RISE reviews the latest headlines that impact Medicare, Medicare Advantage, and Medicaid.

National health care spending on the rise

Total national health care spending in 2019 grew 4.6 percent, according to a study conducted by the Office of the Actuary at the Centers for Medicare & Medicaid Services (CMS) and published by Health Affairs. The report includes health expenditure data through 2019 and therefore does not include any of the effects of the coronavirus disease 2019 (COVID-19) pandemic on health care spending, CMS said in an announcement. CMS expects future reports for 2020 will measure the impact of the pandemic on total health care spending as well as on the distribution of spending among the services, payers, and sponsors of health care.

According to the report, Medicare spending (21 percent of total health care spending) grew 6.7 percent to reach $799.4 billion in 2019, which was slightly faster than the 6.3 percent growth in 2018. The acceleration in 2019 reflected faster growth in Medicare private health plan spending (39 percent of total Medicare expenditures in 2019), which increased 14.5 percent following growth of 12.6 percent in 2018. Growth in fee-for-service Medicare expenditures slowed in 2019, increasing 2.2 percent compared to 3.0 percent growth in 2018. Overall, Medicare enrollment growth was steady in 2019, increasing 2.6 percent—the same rate as in 2018.

Medicaid spending (16 percent of total health care spending) increased 2.9 percent in 2019 to reach $613.5 billion. This was similar to the 3.1 percent rate of growth in 2018. CMS said the growth was influenced by faster spending growth for most goods and services and a decline in the net cost of insurance—a decline that was in part due to the health insurance tax moratorium in 2019.  In 2018 and 2019, Medicaid enrollment was estimated to have decreased 0.9 percent and 1.5 percent, respectively.

Out-of-pocket spending, which includes copayments, deductibles, and spending not covered by insurance, represents 11 percent of the total health care spending at $406.5 billion in 2019. CMS said spending grew 4.6 percent in 2019, which was faster than the 3.8 percent growth in 2018.

CMS launches new Medicaid MCO model for dually eligible beneficiaries

The Centers for Medicare & Medicaid Services’ (CMS) Center for Medicare & Medicaid Innovation on Thursday announced a new model for Medicaid Managed Care Organizations (MCOs) to help improve health outcomes for beneficiaries who are in both Medicaid managed care and Medicare fee-for-service (FFS). The Global and Professional Options of the Direct Contracting Model encourages Medicaid MCOs to partner with providers and suppliers and implement care coordination programs that can improve quality and reduce Medicare FFS costs.

The model would allow participants to take actions such as establish a process to connect aligned beneficiaries to a primary care provider, particularly high-value Medicare FFS health care providers; deploy care coordinators or in-home aides who provide Medicaid long term services and supports to also actively promote flu vaccines, preventive screenings, evidence-based falls prevention, and diabetes management activities; and enter into value-based purchasing arrangements with nursing facilities that factor in facilities’ hospitalization rates.

Participants must obtain a letter of support from their state Medicaid agency to join the model.  CMS will track both Medicare and Medicaid expenditures to ensure there is no cost-shifting from Medicare to Medicaid or vice versa.

“Beneficiaries eligible for both Medicare and Medicaid are some of our most vulnerable neighbors and friends, and the COVID-19 pandemic has made this abundantly clear as this population had some of the highest rates of hospitalizations for COVID-19,” said CMS Administrator Seema Verma in the announcement. “For too long we have struggled to deliver acceptable outcomes for this vulnerable population, but today’s model is a game changer. It represents a significant step toward addressing these longstanding issues and ensuring they receive the coordinated care they rightfully deserve.”

Feds issue final rule for grandfathered group health plans

The U.S. Departments of Labor, Health and Human Services, and Treasury finalized a rule last week that allows grandfathered group plans to increase cost-sharing requirements without losing their grandfather status.

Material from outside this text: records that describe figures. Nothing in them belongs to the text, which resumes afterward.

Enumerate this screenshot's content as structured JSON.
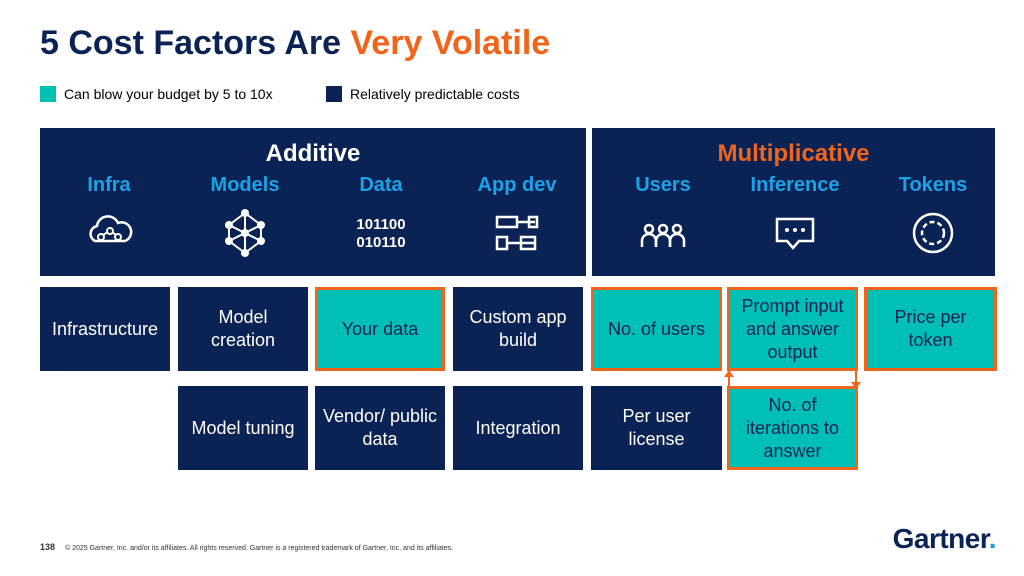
{
  "title": {
    "part1": "5 Cost Factors Are ",
    "part2": "Very Volatile"
  },
  "legend": [
    {
      "label": "Can blow your budget by 5 to 10x",
      "color": "#00c0b5"
    },
    {
      "label": "Relatively predictable costs",
      "color": "#0b2354"
    }
  ],
  "additive": {
    "heading": "Additive",
    "columns": [
      {
        "label": "Infra",
        "icon": "cloud-network-icon"
      },
      {
        "label": "Models",
        "icon": "neural-network-icon"
      },
      {
        "label": "Data",
        "icon": "binary-data-icon"
      },
      {
        "label": "App dev",
        "icon": "app-components-icon"
      }
    ]
  },
  "multiplicative": {
    "heading": "Multiplicative",
    "columns": [
      {
        "label": "Users",
        "icon": "users-group-icon"
      },
      {
        "label": "Inference",
        "icon": "chat-bubble-icon"
      },
      {
        "label": "Tokens",
        "icon": "token-coin-icon"
      }
    ]
  },
  "data_icon_text": {
    "line1": "101100",
    "line2": "010110"
  },
  "boxes": {
    "infrastructure": "Infrastructure",
    "model_creation": "Model creation",
    "your_data": "Your data",
    "custom_app_build": "Custom app build",
    "no_of_users": "No. of users",
    "prompt_io": "Prompt input and answer output",
    "price_per_token": "Price per token",
    "model_tuning": "Model tuning",
    "vendor_public_data": "Vendor/ public data",
    "integration": "Integration",
    "per_user_license": "Per user license",
    "iterations": "No. of iterations to answer"
  },
  "footer": {
    "page": "138",
    "copyright": "© 2025 Gartner, Inc. and/or its affiliates. All rights reserved. Gartner is a registered trademark of Gartner, Inc. and its affiliates."
  },
  "logo": {
    "text": "Gartner",
    "dot": "."
  },
  "colors": {
    "navy": "#0b2354",
    "teal": "#00c0b5",
    "orange": "#f26419",
    "blue": "#1aa3e8"
  }
}
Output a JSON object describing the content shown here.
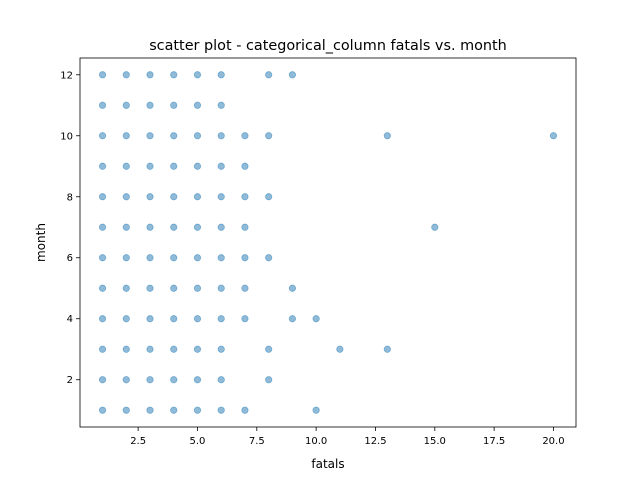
{
  "chart_data": {
    "type": "scatter",
    "title": "scatter plot - categorical_column fatals vs. month",
    "xlabel": "fatals",
    "ylabel": "month",
    "xlim": [
      0.05,
      20.95
    ],
    "ylim": [
      0.45,
      12.55
    ],
    "xticks": [
      2.5,
      5.0,
      7.5,
      10.0,
      12.5,
      15.0,
      17.5,
      20.0
    ],
    "xtick_labels": [
      "2.5",
      "5.0",
      "7.5",
      "10.0",
      "12.5",
      "15.0",
      "17.5",
      "20.0"
    ],
    "yticks": [
      2,
      4,
      6,
      8,
      10,
      12
    ],
    "ytick_labels": [
      "2",
      "4",
      "6",
      "8",
      "10",
      "12"
    ],
    "grid": false,
    "legend": "none",
    "marker_color": "#1f77b4",
    "series": [
      {
        "points": [
          [
            1,
            12
          ],
          [
            2,
            12
          ],
          [
            3,
            12
          ],
          [
            4,
            12
          ],
          [
            5,
            12
          ],
          [
            6,
            12
          ],
          [
            8,
            12
          ],
          [
            9,
            12
          ],
          [
            1,
            11
          ],
          [
            2,
            11
          ],
          [
            3,
            11
          ],
          [
            4,
            11
          ],
          [
            5,
            11
          ],
          [
            6,
            11
          ],
          [
            1,
            10
          ],
          [
            2,
            10
          ],
          [
            3,
            10
          ],
          [
            4,
            10
          ],
          [
            5,
            10
          ],
          [
            6,
            10
          ],
          [
            7,
            10
          ],
          [
            8,
            10
          ],
          [
            13,
            10
          ],
          [
            20,
            10
          ],
          [
            1,
            9
          ],
          [
            2,
            9
          ],
          [
            3,
            9
          ],
          [
            4,
            9
          ],
          [
            5,
            9
          ],
          [
            6,
            9
          ],
          [
            7,
            9
          ],
          [
            1,
            8
          ],
          [
            2,
            8
          ],
          [
            3,
            8
          ],
          [
            4,
            8
          ],
          [
            5,
            8
          ],
          [
            6,
            8
          ],
          [
            7,
            8
          ],
          [
            8,
            8
          ],
          [
            1,
            7
          ],
          [
            2,
            7
          ],
          [
            3,
            7
          ],
          [
            4,
            7
          ],
          [
            5,
            7
          ],
          [
            6,
            7
          ],
          [
            7,
            7
          ],
          [
            15,
            7
          ],
          [
            1,
            6
          ],
          [
            2,
            6
          ],
          [
            3,
            6
          ],
          [
            4,
            6
          ],
          [
            5,
            6
          ],
          [
            6,
            6
          ],
          [
            7,
            6
          ],
          [
            8,
            6
          ],
          [
            1,
            5
          ],
          [
            2,
            5
          ],
          [
            3,
            5
          ],
          [
            4,
            5
          ],
          [
            5,
            5
          ],
          [
            6,
            5
          ],
          [
            7,
            5
          ],
          [
            9,
            5
          ],
          [
            1,
            4
          ],
          [
            2,
            4
          ],
          [
            3,
            4
          ],
          [
            4,
            4
          ],
          [
            5,
            4
          ],
          [
            6,
            4
          ],
          [
            7,
            4
          ],
          [
            9,
            4
          ],
          [
            10,
            4
          ],
          [
            1,
            3
          ],
          [
            2,
            3
          ],
          [
            3,
            3
          ],
          [
            4,
            3
          ],
          [
            5,
            3
          ],
          [
            6,
            3
          ],
          [
            8,
            3
          ],
          [
            11,
            3
          ],
          [
            13,
            3
          ],
          [
            1,
            2
          ],
          [
            2,
            2
          ],
          [
            3,
            2
          ],
          [
            4,
            2
          ],
          [
            5,
            2
          ],
          [
            6,
            2
          ],
          [
            8,
            2
          ],
          [
            1,
            1
          ],
          [
            2,
            1
          ],
          [
            3,
            1
          ],
          [
            4,
            1
          ],
          [
            5,
            1
          ],
          [
            6,
            1
          ],
          [
            7,
            1
          ],
          [
            10,
            1
          ]
        ]
      }
    ]
  }
}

The Affordable Care Act allowed plans that existed before the law was enacted on March 23, 2010 to continue to offer coverage that doesn’t meet all of the health care reform law’s requirements.

The final rule is meant to offer greater flexibility for grandfathered group health coverage, the three departments announced. It clarifies that grandfathered high deductible health plan (HDHP) may increase fixed-amount cost-sharing requirements, such as deductibles, without losing grandfather status. This change ensures that participants and beneficiaries enrolled in that coverage remain eligible to contribute to a health savings account. The final rule also provides an alternative method of measuring permitted increases in fixed-amount cost sharing that allows plans and issuers to better account for changes in the costs of health coverage over time. 

“This final rule helps provide Americans with access to affordable insurance from employers and unions by ensuring flexibility to adjust these plans in changing circumstances,” said U.S. Secretary of Health and Human Services Alex Azar in the announcement.